No Drew, you still don't understand.
Your logic is perfect as long as we are only talking about a brute force attack. You are right length of a phrase like "The quick brown fox." makes it very hard to solve using a brute force attack
Where you are wrong is the implication that the brute force attack is the only tool hackers have. The password you propose it is relatively easy to solve using a dictionary based attack.
In high security environments, dictionary words are frowned upon. Sometimes there are even filters that keep you from putting dictionary words in your password, although there are downsides to this.
A brute force attack is the primary method for cracking random passwords. This is because any randomly generated password is equally likely to be correct.

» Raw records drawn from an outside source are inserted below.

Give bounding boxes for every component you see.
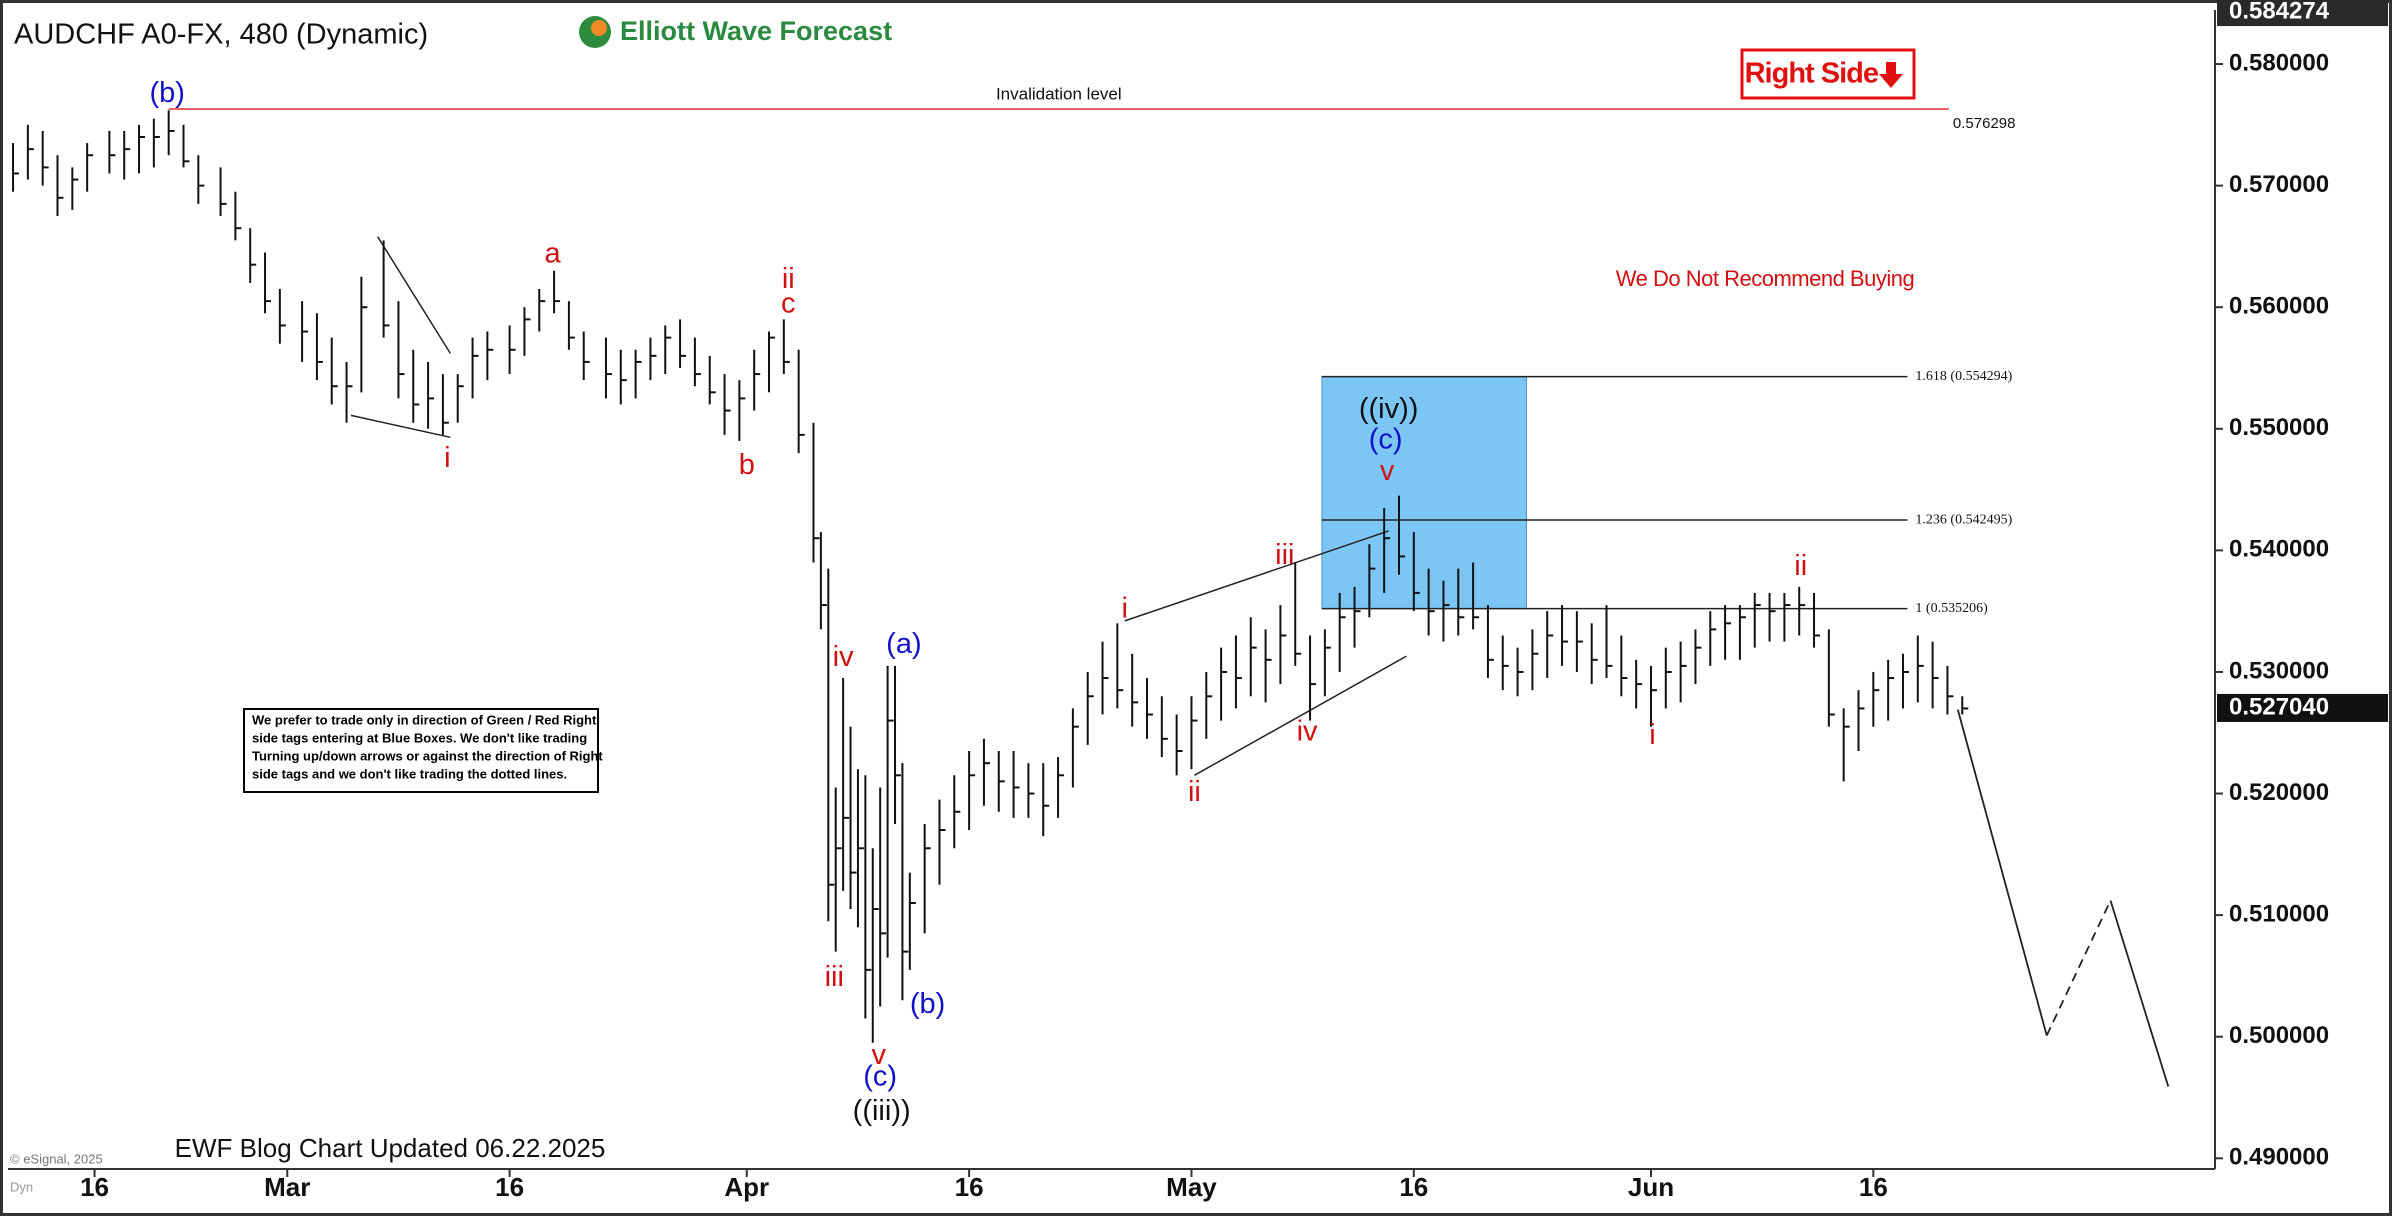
y-tick-label: 0.560000 <box>2229 293 2329 320</box>
note-line: We prefer to trade only in direction of … <box>252 712 597 727</box>
wave-label: ii <box>782 263 795 295</box>
x-tick-label: 16 <box>80 1172 109 1202</box>
x-tick-label: Jun <box>1628 1172 1674 1202</box>
wave-label: v <box>871 1039 886 1071</box>
warning-text: We Do Not Recommend Buying <box>1616 266 1914 291</box>
note-lines: We prefer to trade only in direction of … <box>252 712 603 781</box>
top-price-label: 0.584274 <box>2229 0 2330 24</box>
wave-label: i <box>1122 593 1128 625</box>
x-tick-label: Apr <box>724 1172 769 1202</box>
x-tick-label: Mar <box>264 1172 310 1202</box>
wave-label: c <box>781 287 796 319</box>
fib-label: 1 (0.535206) <box>1915 601 1988 616</box>
wave-label: iv <box>833 641 854 673</box>
wave-label: ((iv)) <box>1359 393 1419 425</box>
trendline <box>377 236 451 354</box>
fib-label: 1.618 (0.554294) <box>1915 369 2012 384</box>
y-tick-label: 0.570000 <box>2229 171 2329 198</box>
invalidation-text: Invalidation level <box>996 85 1122 104</box>
tag-text: Right Side <box>1745 58 1879 90</box>
y-tick-label: 0.490000 <box>2229 1144 2329 1171</box>
wave-label: iii <box>1275 539 1294 571</box>
note-box <box>243 708 599 793</box>
x-tick-label: 16 <box>1399 1172 1428 1202</box>
note-line: side tags entering at Blue Boxes. We don… <box>252 730 587 745</box>
fib-label: 1.236 (0.542495) <box>1915 512 2012 527</box>
wave-label: b <box>739 449 755 481</box>
wave-label: ((iii)) <box>853 1095 911 1127</box>
logo-text: Elliott Wave Forecast <box>620 16 892 46</box>
x-tick-label: 16 <box>1859 1172 1888 1202</box>
note-line: Turning up/down arrows or against the di… <box>252 748 603 763</box>
trendline <box>1124 530 1389 622</box>
last-price-box <box>2217 693 2388 722</box>
wave-label: (b) <box>149 77 184 109</box>
wave-label: a <box>545 238 562 270</box>
last-price-label: 0.527040 <box>2229 693 2329 720</box>
y-tick-label: 0.540000 <box>2229 536 2329 563</box>
corner-label: Dyn <box>10 1179 33 1194</box>
y-tick-label: 0.530000 <box>2229 657 2329 684</box>
projection-segment <box>1956 709 2048 1036</box>
footer-text: EWF Blog Chart Updated 06.22.2025 <box>175 1133 606 1163</box>
wave-label: iii <box>825 961 844 993</box>
trendline <box>1194 655 1407 776</box>
copyright: © eSignal, 2025 <box>10 1151 103 1166</box>
wave-label: iv <box>1297 715 1318 747</box>
projection-segment <box>2045 900 2112 1036</box>
y-tick-label: 0.520000 <box>2229 779 2329 806</box>
trendline <box>350 414 451 439</box>
wave-label: i <box>1649 719 1655 751</box>
logo-icon-inner <box>591 20 607 36</box>
x-tick-label: 16 <box>955 1172 984 1202</box>
y-tick-label: 0.580000 <box>2229 49 2329 76</box>
y-tick-label: 0.550000 <box>2229 414 2329 441</box>
invalidation-value: 0.576298 <box>1953 115 2016 132</box>
top-price-box <box>2217 0 2388 27</box>
note-line: side tags and we don't like trading the … <box>252 766 567 781</box>
wave-label: (b) <box>910 988 945 1020</box>
y-tick-label: 0.510000 <box>2229 900 2329 927</box>
wave-label: ii <box>1188 776 1201 808</box>
tag-arrow <box>1879 62 1903 88</box>
chart-title: AUDCHF A0-FX, 480 (Dynamic) <box>14 19 428 51</box>
blue-box <box>1321 376 1527 610</box>
x-tick-label: 16 <box>495 1172 524 1202</box>
y-tick-label: 0.500000 <box>2229 1022 2329 1049</box>
wave-label: (c) <box>863 1061 897 1093</box>
wave-label: v <box>1380 455 1395 487</box>
projection-segment <box>2109 900 2170 1087</box>
wave-label: ii <box>1794 550 1807 582</box>
x-tick-label: May <box>1166 1172 1217 1202</box>
wave-label: (c) <box>1369 424 1403 456</box>
wave-label: i <box>444 442 450 474</box>
wave-label: (a) <box>886 628 921 660</box>
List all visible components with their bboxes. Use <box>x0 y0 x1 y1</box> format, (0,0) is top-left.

As soon as a hacker knows that a person is biased on how they will pick their passwords-- for example using dictionary words and "memorizable" phrases, it gives a tool for hackers to focus their search to more likely possibilities.
There is obviously a trade-off here. I believe it is reasonable to choose a password that is less than random in order to make it easier to memorize. Personally I would never choose a password of only dictionary words. I do use initials from sentences with numbers which is a reasonable trade-off in my view.
The technical term is "entropy" which means more or less "randomness". There is no question that higher entropy passwords are more difficult to crack. Random characters have the highest entropy possible.
Statistically based attacks have had success. We know the sequences of characters that humans are more likely to choose and so we can direct our algorithms to favor combinations of these sequences.